With a goal in mind of doing my job and setting myself up for a future of just myself and children, I spent a year happier in a war zone than I had been in the last 10 years in the United States. By all means my year was not easy, in fact by the time my year was up I had been shot at, surprised by more than one IED blast, could spot a suicide vest from across the street, and knew enough Arabic to get by safely.
It was all better than the thought of staying home one more day, and I would do it all over again if I had to. However, as with anything bad in life there is always something positive to take away if we only take the time to look. I learned a lot about myself that year. Turns out I am stronger than most people think I am.

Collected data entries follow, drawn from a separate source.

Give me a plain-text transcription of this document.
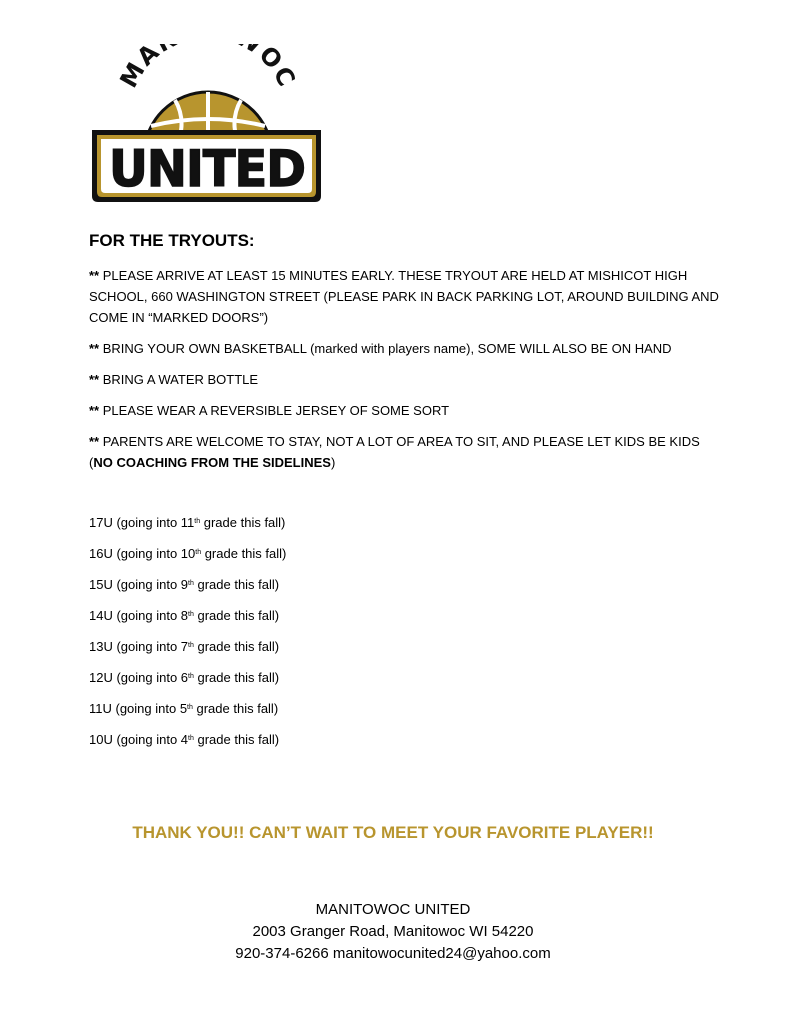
MA OC
UNITED
FOR THE TRYOUTS:

** PLEASE ARRIVE AT LEAST 15 MINUTES EARLY. THESE TRYOUT ARE HELD AT MISHICOT HIGH SCHOOL, 660 WASHINGTON STREET (PLEASE PARK IN BACK PARKING LOT, AROUND BUILDING AND COME IN “MARKED DOORS”)

** BRING YOUR OWN BASKETBALL (marked with players name), SOME WILL ALSO BE ON HAND

** BRING A WATER BOTTLE

** PLEASE WEAR A REVERSIBLE JERSEY OF SOME SORT

** PARENTS ARE WELCOME TO STAY, NOT A LOT OF AREA TO SIT, AND PLEASE LET KIDS BE KIDS
(NO COACHING FROM THE SIDELINES)

17U (going into 11th grade this fall)
16U (going into 10th grade this fall)
15U (going into 9th grade this fall)
14U (going into 8th grade this fall)
13U (going into 7th grade this fall)
12U (going into 6th grade this fall)
11U (going into 5th grade this fall)
10U (going into 4th grade this fall)
THANK YOU!! CAN’T WAIT TO MEET YOUR FAVORITE PLAYER!!
MANITOWOC UNITED
2003 Granger Road, Manitowoc WI 54220
920-374-6266 manitowocunited24@yahoo.com
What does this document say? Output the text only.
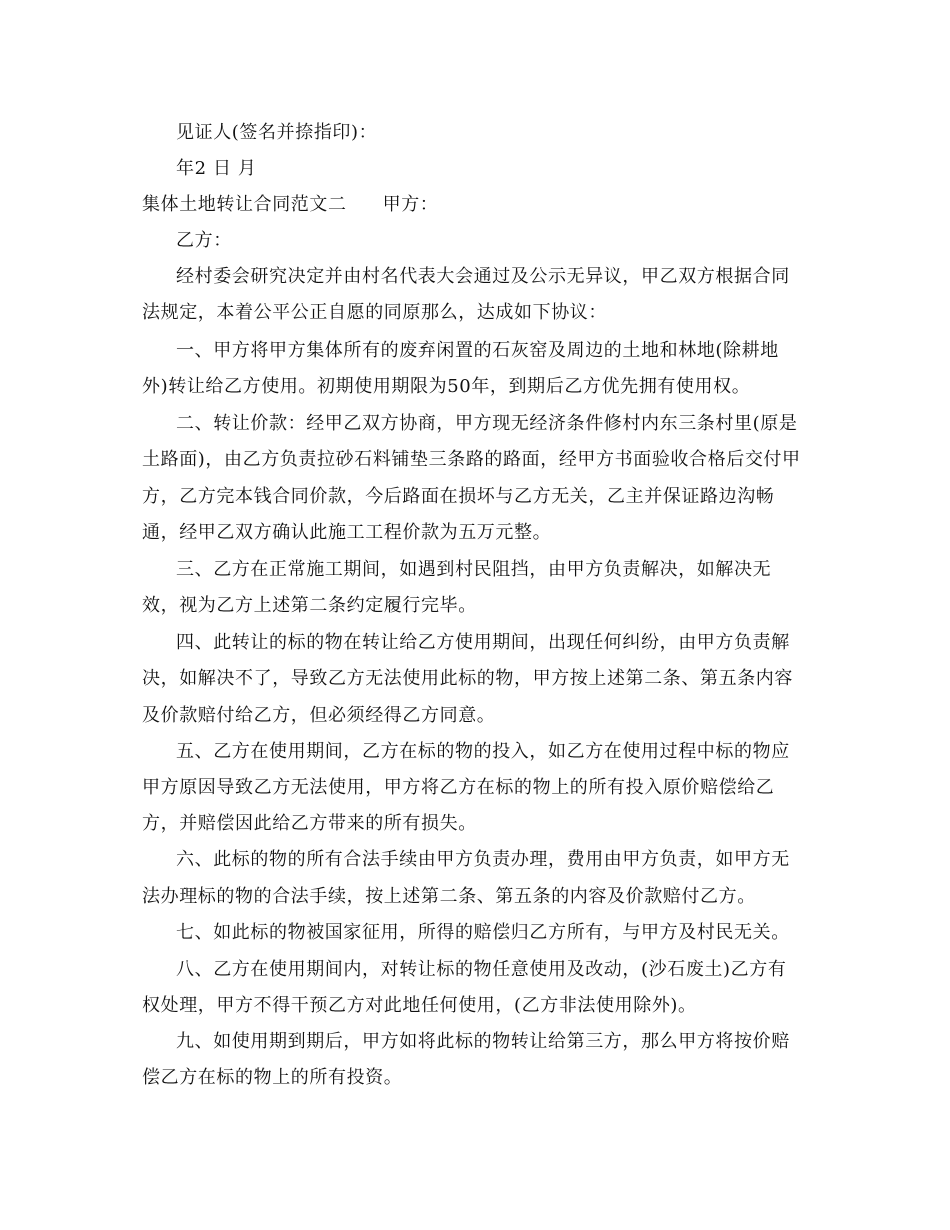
见证人(签名并捺指印)：
年2 日 月
集体土地转让合同范文二 甲方：
乙方：
经村委会研究决定并由村名代表大会通过及公示无异议，甲乙双方根据合同
法规定，本着公平公正自愿的同原那么，达成如下协议：
一、甲方将甲方集体所有的废弃闲置的石灰窑及周边的土地和林地(除耕地
外)转让给乙方使用。初期使用期限为50年，到期后乙方优先拥有使用权。
二、转让价款：经甲乙双方协商，甲方现无经济条件修村内东三条村里(原是
土路面)，由乙方负责拉砂石料铺垫三条路的路面，经甲方书面验收合格后交付甲
方，乙方完本钱合同价款，今后路面在损坏与乙方无关，乙主并保证路边沟畅
通，经甲乙双方确认此施工工程价款为五万元整。
三、乙方在正常施工期间，如遇到村民阻挡，由甲方负责解决，如解决无
效，视为乙方上述第二条约定履行完毕。
四、此转让的标的物在转让给乙方使用期间，出现任何纠纷，由甲方负责解
决，如解决不了，导致乙方无法使用此标的物，甲方按上述第二条、第五条内容
及价款赔付给乙方，但必须经得乙方同意。
五、乙方在使用期间，乙方在标的物的投入，如乙方在使用过程中标的物应
甲方原因导致乙方无法使用，甲方将乙方在标的物上的所有投入原价赔偿给乙
方，并赔偿因此给乙方带来的所有损失。
六、此标的物的所有合法手续由甲方负责办理，费用由甲方负责，如甲方无
法办理标的物的合法手续，按上述第二条、第五条的内容及价款赔付乙方。
七、如此标的物被国家征用，所得的赔偿归乙方所有，与甲方及村民无关。
八、乙方在使用期间内，对转让标的物任意使用及改动，(沙石废土)乙方有
权处理，甲方不得干预乙方对此地任何使用，(乙方非法使用除外)。
九、如使用期到期后，甲方如将此标的物转让给第三方，那么甲方将按价赔
偿乙方在标的物上的所有投资。
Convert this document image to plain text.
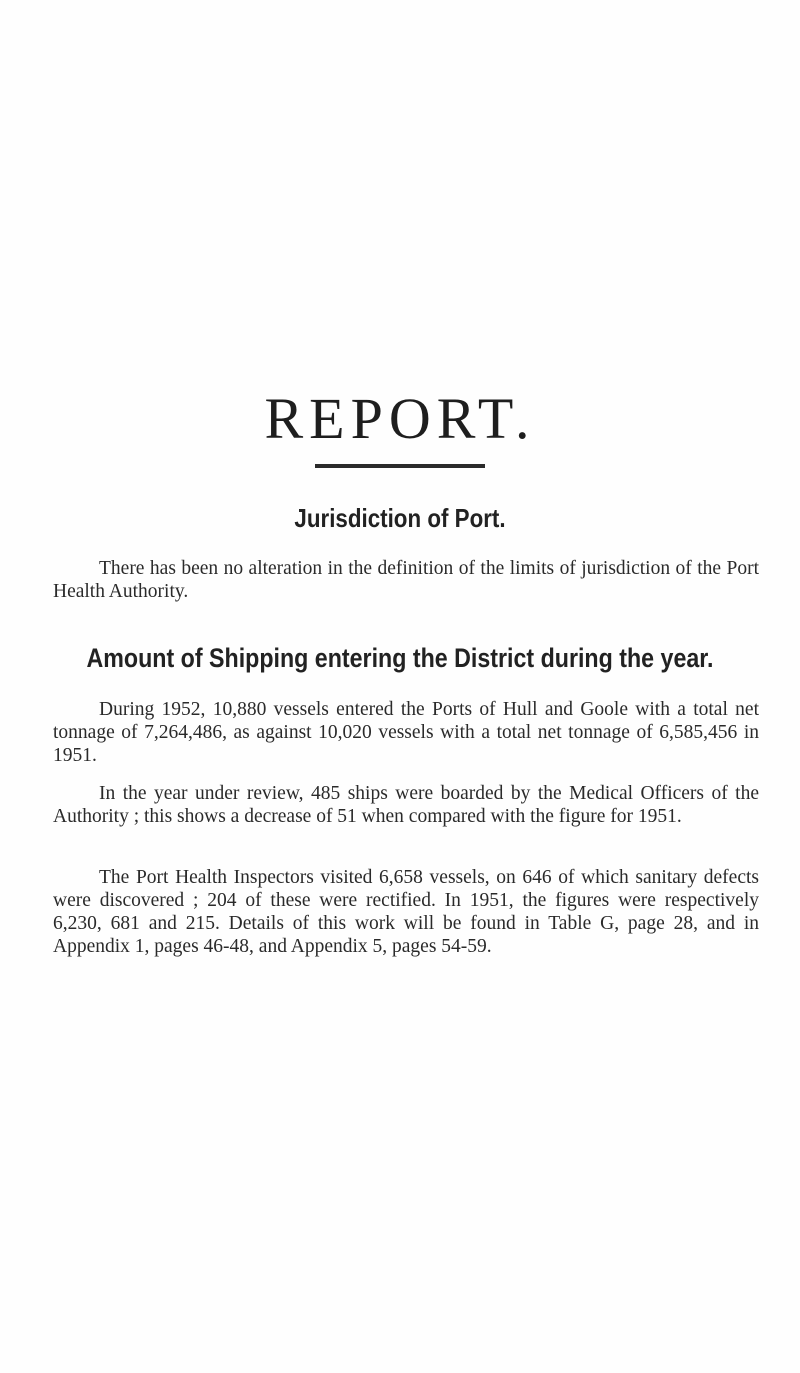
REPORT.
Jurisdiction of Port.

There has been no alteration in the definition of the limits of jurisdiction of the Port Health Authority.

Amount of Shipping entering the District during the year.

During 1952, 10,880 vessels entered the Ports of Hull and Goole with a total net tonnage of 7,264,486, as against 10,020 vessels with a total net tonnage of 6,585,456 in 1951.

In the year under review, 485 ships were boarded by the Medical Officers of the Authority ; this shows a decrease of 51 when compared with the figure for 1951.

The Port Health Inspectors visited 6,658 vessels, on 646 of which sanitary defects were discovered ; 204 of these were rectified. In 1951, the figures were respectively 6,230, 681 and 215. Details of this work will be found in Table G, page 28, and in Appendix 1, pages 46-48, and Appendix 5, pages 54-59.
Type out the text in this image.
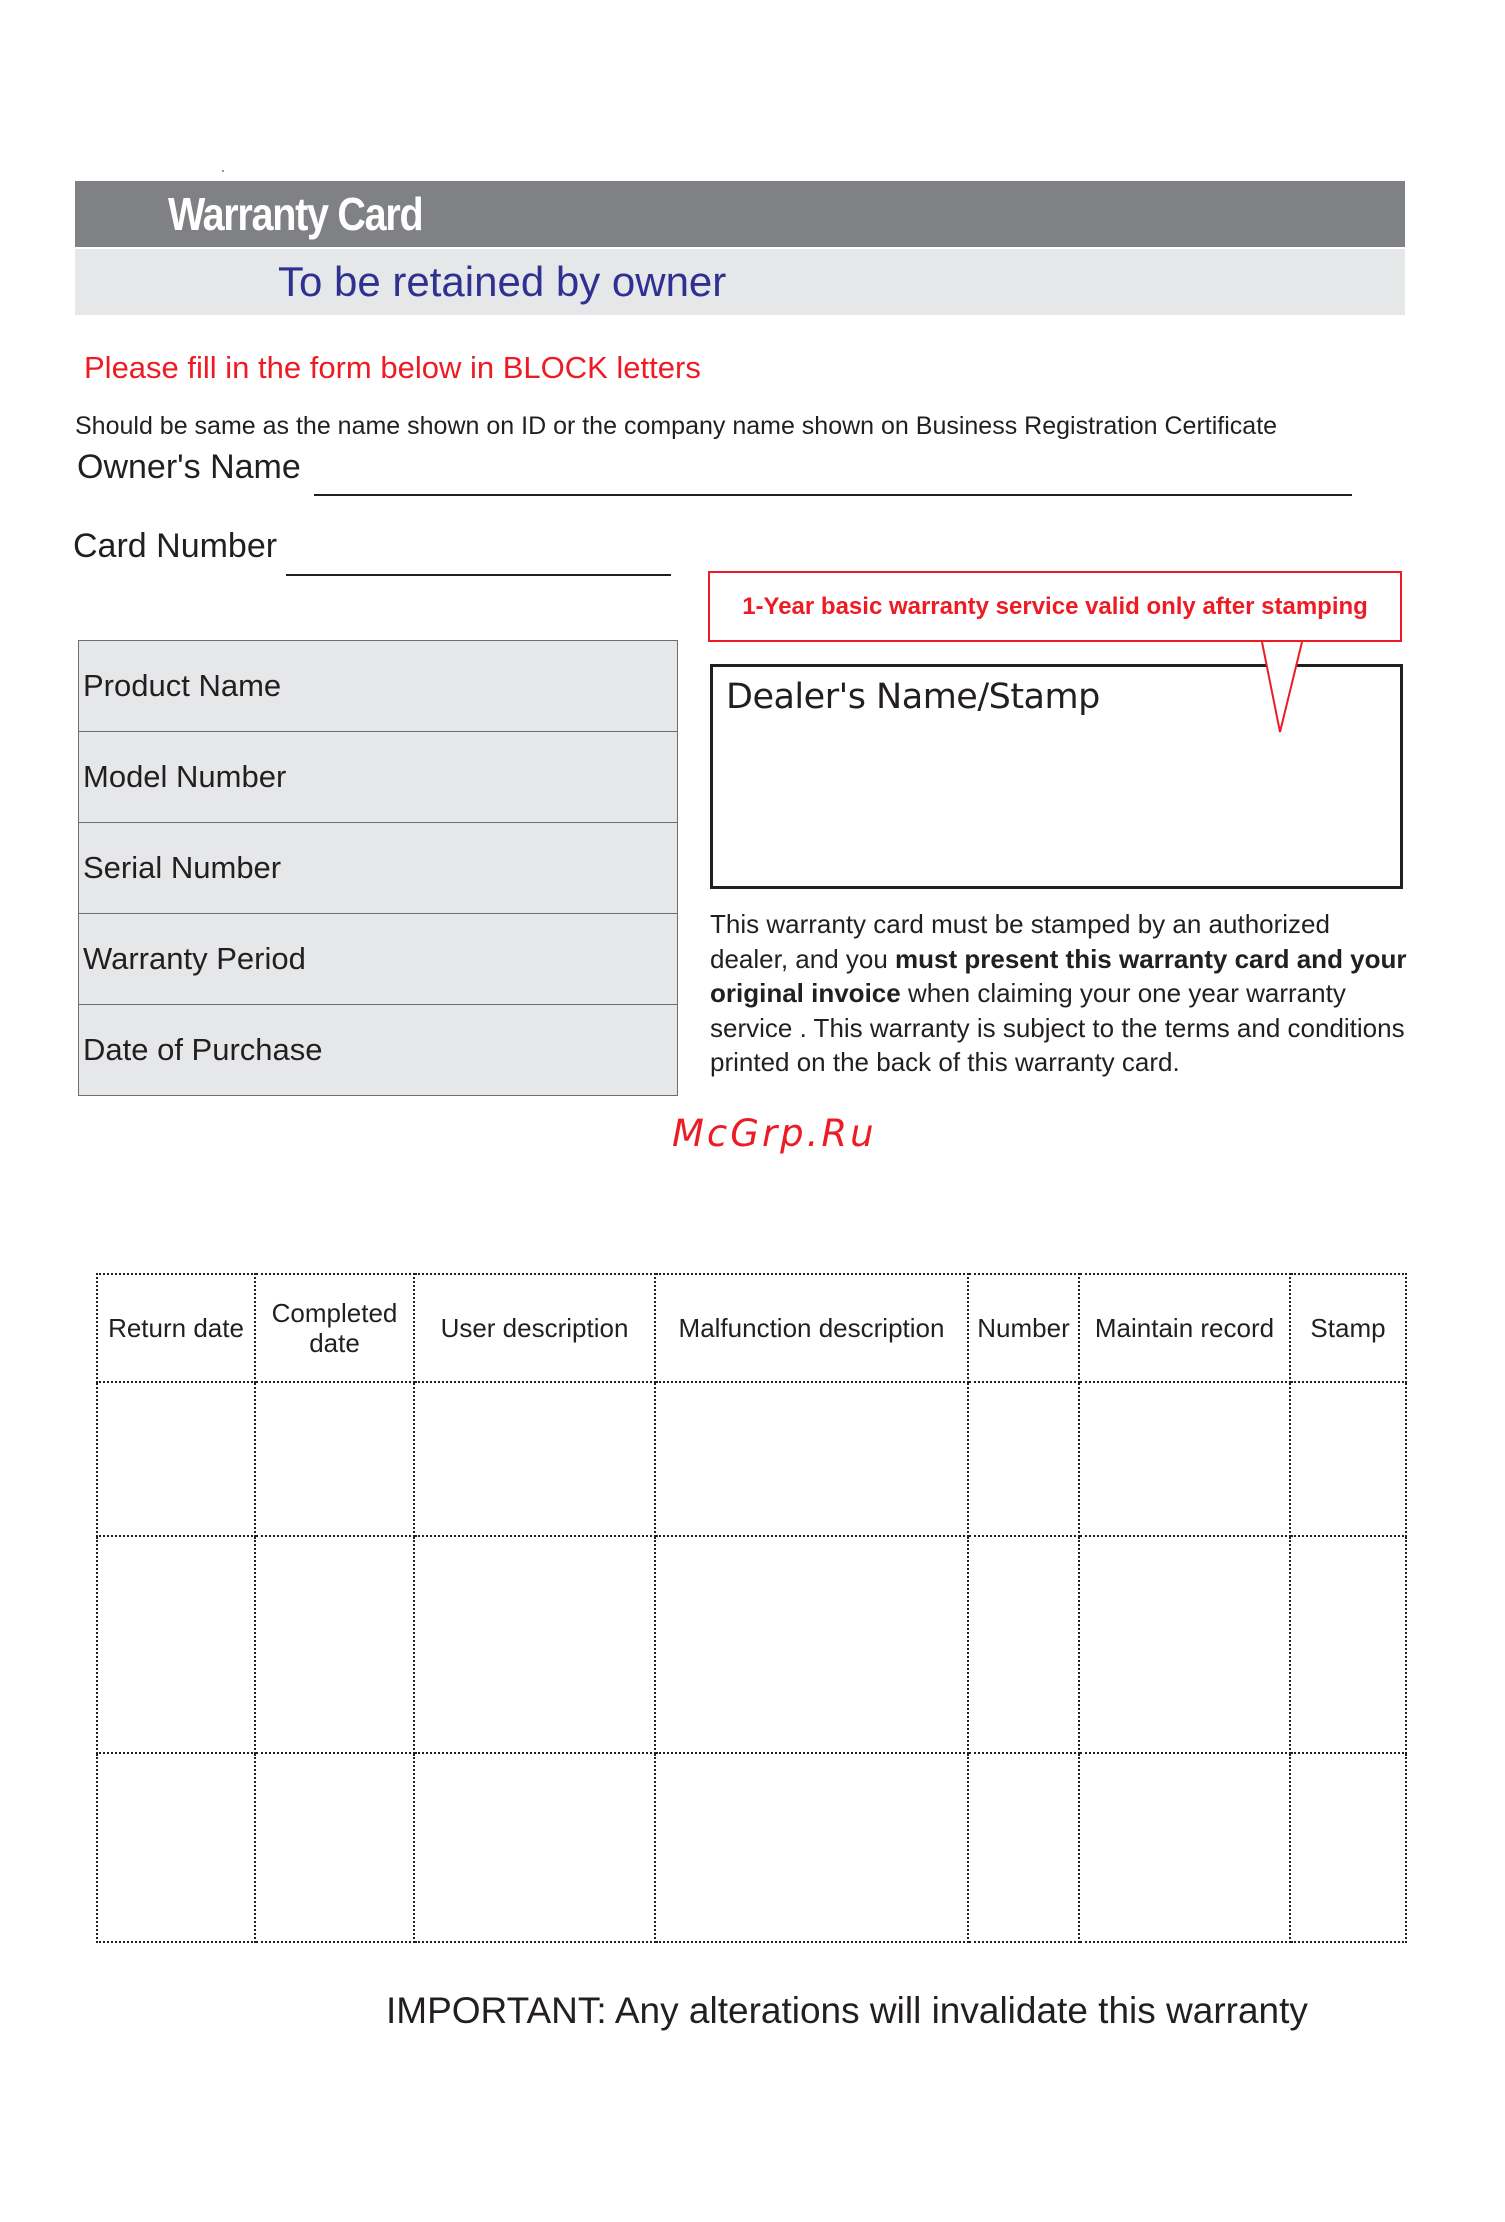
Warranty Card
To be retained by owner
Please fill in the form below in BLOCK letters
Should be same as the name shown on ID or the company name shown on Business Registration Certificate
Owner's Name
Card Number
Product Name
Model Number
Serial Number
Warranty Period
Date of Purchase
Dealer's Name/Stamp
1-Year basic warranty service valid only after stamping
This warranty card must be stamped by an authorized dealer, and you must present this warranty card and your original invoice when claiming your one year warranty service . This warranty is subject to the terms and conditions printed on the back of this warranty card.
McGrp.Ru
Return date	Completed date	User description	Malfunction description	Number	Maintain record	Stamp

IMPORTANT: Any alterations will invalidate this warranty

Being quiet is a gift and I am proud of it now, as I should have been all along. Being smart, strong, and willing to stand up for who I am and what I believe in makes me a good person. It also makes me a good leader, and a good mother. Today I am still healing from injuries that were inflicted while overseas, some of them seen, some of them unseen. It’s true that a few of them have to do with my divorce, but the few that do happened with my children while I was deployed.
Slowly, day by day, my family is healing. We will be okay. We still have days where my youngest son comes into my room and makes sure that it’s really me because his birth father (who has no rights to him now) told him that I was killed in action.
I reassure him that I am home to stay, and put him back to bed. Almost five years later, we have much less of this. Last week my husband adopted my children. It was a big step for all five of us in a lot of ways. The children are glad that they “belong” to someone who loves them and wants them, even though they did before the adoption.
This was a way of closing a book and putting the bad behind them. For my husband it was a way of showing them, and me, that he was here to stay, that he really means the words he is saying. His actions are not just hollow words, but he’s proven that he’ll back them up with actions if needed.
For me it is a chance to rebuild a true family home for my children, and show them that there is always hope. You just have to believe and never lose faith. I have often told them that, and this what got me home from Afghanistan.